After the operation, a local cold compress was applied, the affected limb was raised, hinge braces were worn, and isometric contraction training of the quadriceps femoris and hamstring muscles was performed every day. One to two weeks after the operation, the affected limb was locked in a completely straight position, and the use of double crutches was supported until complete loading. Passive flexion and extension could be performed daily starting 3 to 4 weeks after the operation, reaching knee flexion ≥120°. Five to eight weeks after the operation, the affected knee joint could be actively moved to reach 90° of knee flexion, and semi-squatting exercises could be used to improve muscle strength. Starting at the 9th week after the operation, forward uniform speed running and backward running could be carried out.
Postoperative follow-up and evaluation of the curative effect
The patients were followed 1 month, 2 months, 3 months, 6 months and 12 months after the operation. All patients were examined by the anterior drawer test and Lachman test. Patients with suspension fixation were re-examined by X-ray, and squeeze fixation did not need to be photographed because the screw was not visible. The function of the knee joint was evaluated by the IKDC scale score and Lysholm knee joint scale score.

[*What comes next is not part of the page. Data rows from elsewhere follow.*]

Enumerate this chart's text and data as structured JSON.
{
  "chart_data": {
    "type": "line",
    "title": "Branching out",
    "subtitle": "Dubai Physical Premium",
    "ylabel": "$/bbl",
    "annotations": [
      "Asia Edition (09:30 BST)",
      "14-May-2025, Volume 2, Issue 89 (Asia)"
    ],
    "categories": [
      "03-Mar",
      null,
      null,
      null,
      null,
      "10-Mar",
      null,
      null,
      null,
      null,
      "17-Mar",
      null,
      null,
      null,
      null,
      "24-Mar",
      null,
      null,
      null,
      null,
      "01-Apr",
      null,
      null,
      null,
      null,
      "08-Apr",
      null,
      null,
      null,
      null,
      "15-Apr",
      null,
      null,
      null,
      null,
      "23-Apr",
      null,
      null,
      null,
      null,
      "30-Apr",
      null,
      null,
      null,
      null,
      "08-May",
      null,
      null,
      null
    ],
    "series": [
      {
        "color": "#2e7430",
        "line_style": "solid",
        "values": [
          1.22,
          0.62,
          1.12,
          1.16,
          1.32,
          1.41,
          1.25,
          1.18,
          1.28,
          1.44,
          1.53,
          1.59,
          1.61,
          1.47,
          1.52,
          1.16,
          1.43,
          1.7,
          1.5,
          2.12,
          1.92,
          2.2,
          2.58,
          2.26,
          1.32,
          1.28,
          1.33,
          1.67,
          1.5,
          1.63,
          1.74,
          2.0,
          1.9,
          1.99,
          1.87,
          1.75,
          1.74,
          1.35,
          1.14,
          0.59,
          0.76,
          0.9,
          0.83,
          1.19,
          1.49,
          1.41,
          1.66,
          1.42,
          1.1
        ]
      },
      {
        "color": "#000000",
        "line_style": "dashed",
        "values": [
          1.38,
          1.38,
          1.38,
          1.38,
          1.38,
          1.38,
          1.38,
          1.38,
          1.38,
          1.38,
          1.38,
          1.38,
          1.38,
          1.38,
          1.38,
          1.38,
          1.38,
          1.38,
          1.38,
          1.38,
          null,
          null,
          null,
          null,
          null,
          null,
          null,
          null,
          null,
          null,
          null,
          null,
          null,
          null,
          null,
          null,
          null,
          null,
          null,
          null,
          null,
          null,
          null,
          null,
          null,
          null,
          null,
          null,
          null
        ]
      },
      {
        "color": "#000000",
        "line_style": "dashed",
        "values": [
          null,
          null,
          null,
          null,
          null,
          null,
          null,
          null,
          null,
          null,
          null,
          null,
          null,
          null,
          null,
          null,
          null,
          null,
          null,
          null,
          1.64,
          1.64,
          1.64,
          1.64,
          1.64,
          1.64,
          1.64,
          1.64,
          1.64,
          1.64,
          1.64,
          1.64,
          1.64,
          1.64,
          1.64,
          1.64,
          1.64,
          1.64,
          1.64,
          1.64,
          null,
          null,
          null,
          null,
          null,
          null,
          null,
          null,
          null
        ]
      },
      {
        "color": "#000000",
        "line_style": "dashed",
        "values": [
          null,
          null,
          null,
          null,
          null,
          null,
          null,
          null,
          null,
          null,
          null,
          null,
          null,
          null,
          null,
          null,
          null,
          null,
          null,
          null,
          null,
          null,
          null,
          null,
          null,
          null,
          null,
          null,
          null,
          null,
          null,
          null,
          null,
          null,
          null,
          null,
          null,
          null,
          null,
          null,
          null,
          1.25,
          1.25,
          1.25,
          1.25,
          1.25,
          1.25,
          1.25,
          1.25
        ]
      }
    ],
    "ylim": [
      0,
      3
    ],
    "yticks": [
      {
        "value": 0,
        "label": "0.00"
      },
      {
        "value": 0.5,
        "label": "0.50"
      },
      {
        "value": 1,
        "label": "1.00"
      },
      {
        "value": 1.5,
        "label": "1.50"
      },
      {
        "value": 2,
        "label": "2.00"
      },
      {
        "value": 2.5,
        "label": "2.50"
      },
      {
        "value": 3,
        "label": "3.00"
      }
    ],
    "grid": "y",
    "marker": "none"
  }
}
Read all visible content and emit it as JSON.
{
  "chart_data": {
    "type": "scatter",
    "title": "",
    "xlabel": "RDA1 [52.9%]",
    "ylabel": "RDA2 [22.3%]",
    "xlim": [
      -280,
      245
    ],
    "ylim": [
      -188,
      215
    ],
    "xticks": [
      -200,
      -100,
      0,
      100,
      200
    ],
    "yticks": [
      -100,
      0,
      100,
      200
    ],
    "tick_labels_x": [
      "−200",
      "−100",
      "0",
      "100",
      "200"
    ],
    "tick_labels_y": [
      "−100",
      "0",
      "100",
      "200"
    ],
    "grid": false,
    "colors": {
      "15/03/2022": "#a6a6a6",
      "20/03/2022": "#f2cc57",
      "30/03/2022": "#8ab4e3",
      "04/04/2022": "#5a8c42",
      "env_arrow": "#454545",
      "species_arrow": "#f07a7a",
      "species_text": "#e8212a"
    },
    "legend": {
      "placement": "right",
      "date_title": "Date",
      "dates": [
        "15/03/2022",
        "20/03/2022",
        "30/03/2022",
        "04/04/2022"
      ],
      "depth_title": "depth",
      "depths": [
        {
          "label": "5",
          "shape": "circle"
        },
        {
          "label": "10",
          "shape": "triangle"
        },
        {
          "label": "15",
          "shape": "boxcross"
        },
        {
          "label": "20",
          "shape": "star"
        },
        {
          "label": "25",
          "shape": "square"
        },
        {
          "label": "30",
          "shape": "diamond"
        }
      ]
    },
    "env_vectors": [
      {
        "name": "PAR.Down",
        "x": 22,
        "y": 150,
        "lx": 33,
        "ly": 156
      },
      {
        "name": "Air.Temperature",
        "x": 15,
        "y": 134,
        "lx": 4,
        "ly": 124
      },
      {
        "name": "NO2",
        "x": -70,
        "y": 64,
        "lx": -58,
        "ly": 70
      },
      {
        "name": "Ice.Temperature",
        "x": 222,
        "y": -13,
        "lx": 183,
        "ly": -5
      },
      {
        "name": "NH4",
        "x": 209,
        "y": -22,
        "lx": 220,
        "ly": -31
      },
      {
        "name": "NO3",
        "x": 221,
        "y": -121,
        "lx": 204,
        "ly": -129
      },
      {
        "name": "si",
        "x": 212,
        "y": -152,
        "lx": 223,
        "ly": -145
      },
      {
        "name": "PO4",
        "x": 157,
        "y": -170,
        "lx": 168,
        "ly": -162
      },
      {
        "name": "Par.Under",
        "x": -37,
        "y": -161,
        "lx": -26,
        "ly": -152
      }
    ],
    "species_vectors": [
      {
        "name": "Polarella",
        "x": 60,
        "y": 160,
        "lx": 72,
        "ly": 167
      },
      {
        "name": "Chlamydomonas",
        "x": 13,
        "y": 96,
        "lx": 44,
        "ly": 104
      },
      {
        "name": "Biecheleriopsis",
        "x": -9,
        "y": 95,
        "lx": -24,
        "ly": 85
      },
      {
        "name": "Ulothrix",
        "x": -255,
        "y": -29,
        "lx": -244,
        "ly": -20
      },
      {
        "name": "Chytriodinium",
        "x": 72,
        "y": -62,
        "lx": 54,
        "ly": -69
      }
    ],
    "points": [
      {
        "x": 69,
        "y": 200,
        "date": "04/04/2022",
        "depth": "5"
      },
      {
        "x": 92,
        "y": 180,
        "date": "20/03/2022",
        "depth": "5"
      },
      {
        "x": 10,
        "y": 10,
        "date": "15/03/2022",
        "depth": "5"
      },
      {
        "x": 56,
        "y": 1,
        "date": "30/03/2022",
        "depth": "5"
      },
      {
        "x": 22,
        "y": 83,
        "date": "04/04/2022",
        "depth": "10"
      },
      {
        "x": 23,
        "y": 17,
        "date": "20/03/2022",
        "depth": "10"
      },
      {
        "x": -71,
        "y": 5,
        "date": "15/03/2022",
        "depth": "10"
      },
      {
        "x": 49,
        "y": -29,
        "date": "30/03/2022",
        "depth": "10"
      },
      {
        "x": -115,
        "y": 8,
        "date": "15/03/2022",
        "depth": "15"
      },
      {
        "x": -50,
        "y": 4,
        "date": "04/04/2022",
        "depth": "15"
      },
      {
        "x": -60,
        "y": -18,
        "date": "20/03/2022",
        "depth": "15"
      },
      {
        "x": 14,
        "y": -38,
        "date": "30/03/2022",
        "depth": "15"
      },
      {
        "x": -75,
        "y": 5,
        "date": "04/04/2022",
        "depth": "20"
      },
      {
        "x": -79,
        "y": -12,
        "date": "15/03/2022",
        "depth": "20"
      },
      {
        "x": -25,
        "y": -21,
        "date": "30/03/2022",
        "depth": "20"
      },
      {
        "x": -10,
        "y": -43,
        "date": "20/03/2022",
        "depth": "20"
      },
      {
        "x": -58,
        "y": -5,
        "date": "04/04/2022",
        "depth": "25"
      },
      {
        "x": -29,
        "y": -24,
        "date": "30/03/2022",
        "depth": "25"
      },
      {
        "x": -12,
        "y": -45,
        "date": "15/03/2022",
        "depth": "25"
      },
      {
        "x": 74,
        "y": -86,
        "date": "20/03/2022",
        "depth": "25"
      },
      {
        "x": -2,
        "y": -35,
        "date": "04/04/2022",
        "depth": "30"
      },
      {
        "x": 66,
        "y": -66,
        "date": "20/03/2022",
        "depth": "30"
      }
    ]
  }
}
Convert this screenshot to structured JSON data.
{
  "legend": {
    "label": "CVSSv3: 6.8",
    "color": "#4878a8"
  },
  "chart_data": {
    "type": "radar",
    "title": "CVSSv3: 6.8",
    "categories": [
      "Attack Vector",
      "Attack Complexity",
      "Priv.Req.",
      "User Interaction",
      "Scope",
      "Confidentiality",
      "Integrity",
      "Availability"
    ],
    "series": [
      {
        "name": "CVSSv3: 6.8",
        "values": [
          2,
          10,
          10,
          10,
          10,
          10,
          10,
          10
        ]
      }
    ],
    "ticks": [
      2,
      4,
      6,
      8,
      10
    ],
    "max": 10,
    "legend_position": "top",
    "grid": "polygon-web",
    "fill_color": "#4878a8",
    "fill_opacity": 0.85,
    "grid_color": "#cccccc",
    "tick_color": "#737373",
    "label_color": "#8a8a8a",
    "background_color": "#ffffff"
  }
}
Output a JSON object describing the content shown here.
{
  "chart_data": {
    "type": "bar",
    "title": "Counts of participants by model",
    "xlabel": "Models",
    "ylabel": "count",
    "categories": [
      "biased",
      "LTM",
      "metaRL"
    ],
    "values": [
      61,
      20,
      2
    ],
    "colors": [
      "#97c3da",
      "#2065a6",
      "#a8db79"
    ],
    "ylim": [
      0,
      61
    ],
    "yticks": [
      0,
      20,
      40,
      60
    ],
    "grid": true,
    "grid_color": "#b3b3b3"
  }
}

The data of this study were analysed by the statistical software SPSS 19.0, and the measurement data were expressed as the mean ± standard deviation. Paired t-tests were used to compare the bone mineral density of both knee joints and the functional score of the affected knee before and after the operation. Group t-tests were used to compare the decreasing degree of bone mineral density within 3 months and more than 3 months. P <0.05 was considered statistically significant.